Engage in “Platinum Practice”
Once you’re armed with the Platinum Rule – consciously thinking about your people and what’s important to them – you then turn conscious thought into conscious practice: “Platinum Practice.”
Below are two examples of how you might engage in Platinum Practice. We’ll use as a backdrop the act of giving praise and recognition to your people. Praising and recognizing people is a smart leadership practice because praise for doing good work tends to raise employee engagement.
Still, we can’t assume that everyone will react to praise and recognition the same way. Or the way we do.
Platinum Practice Example #1:
If you notice that someone on your team appreciates and gets motivated by being praised and recognized for doing good work, make a point to show your appreciation to that person whenever you have the chance. Watch for opportunities where he’s solidly meeting or exceeding expectations, and let him know you notice. Thank him. Tell him about the positive impact of his great work.
Platinum Practice Example #2:
If, on the other hand, you have another team member who doesn’t like excessive praise or recognition, then measure it accordingly. By the way, these people are easy to spot. When you praise them, they’re the ones who often say, “It’s no big deal. That’s what I’m here for.” That doesn’t mean you should stop praising them all together; it only means they may not be as motivated and inspired by praise and recognition as others are.
Now, notice one constant between these two different leadership situations:
It doesn’t matter what YOU think or believe about praise and recognition.
You may like it when people praise you or you may not. Doesn’t matter. In leadership, it’s not about you – it’s about knowing your people and what drives them. EACH of them.
With a New Mindset Comes New Action
From now on in your leadership, be aware of projecting your own preferences onto your people. Watch your assumptions that others think the way you do.
Then, armed with your awareness, find out what’s important to your people. Ask more questions. Take steps to learn from your people what makes them tick.
- Learn what motivates them to show up every day (is it money…growth opportunities…social interaction…new and interesting projects?).

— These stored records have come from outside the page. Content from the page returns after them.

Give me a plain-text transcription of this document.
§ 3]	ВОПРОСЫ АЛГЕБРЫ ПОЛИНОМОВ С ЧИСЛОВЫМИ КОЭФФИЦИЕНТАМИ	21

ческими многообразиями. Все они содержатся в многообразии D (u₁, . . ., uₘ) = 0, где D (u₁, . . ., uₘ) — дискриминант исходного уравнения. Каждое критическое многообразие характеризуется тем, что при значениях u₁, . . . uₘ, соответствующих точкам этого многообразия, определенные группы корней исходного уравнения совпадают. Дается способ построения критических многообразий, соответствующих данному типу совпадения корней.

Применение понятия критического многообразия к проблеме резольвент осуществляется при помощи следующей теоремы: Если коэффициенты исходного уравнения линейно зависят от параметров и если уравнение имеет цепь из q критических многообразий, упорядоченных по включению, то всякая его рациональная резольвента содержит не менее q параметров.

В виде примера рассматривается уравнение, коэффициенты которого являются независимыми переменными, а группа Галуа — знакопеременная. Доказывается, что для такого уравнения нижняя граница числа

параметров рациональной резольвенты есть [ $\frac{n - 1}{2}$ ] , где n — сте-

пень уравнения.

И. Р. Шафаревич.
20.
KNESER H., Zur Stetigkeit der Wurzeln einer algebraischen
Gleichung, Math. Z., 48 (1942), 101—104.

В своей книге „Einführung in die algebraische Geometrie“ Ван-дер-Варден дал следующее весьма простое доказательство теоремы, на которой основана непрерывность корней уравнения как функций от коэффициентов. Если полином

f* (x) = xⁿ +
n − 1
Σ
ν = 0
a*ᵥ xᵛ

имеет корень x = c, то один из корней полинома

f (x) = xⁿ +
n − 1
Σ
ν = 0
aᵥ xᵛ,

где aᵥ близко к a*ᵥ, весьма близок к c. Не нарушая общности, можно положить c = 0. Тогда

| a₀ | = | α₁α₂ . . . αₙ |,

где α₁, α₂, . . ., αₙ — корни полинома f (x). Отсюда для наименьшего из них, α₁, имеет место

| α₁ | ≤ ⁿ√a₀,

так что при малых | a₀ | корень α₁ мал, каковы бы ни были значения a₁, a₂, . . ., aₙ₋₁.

- Learn what they like most about their work. And what they don’t like.
- Learn what they want to learn more about or get better at.
- Learn where they want to go with their careers.
- Learn about their families, their hobbies, their goals, their dreams.
- Learn what they need from you as the leader to help them be successful.
When you learn these things, you’re better equipped to Treat others the way they want to be treated. It’s a mantra and approach that’s good for the team, good for business, and good for your leadership.
Oh, and it’s good for marriages, too.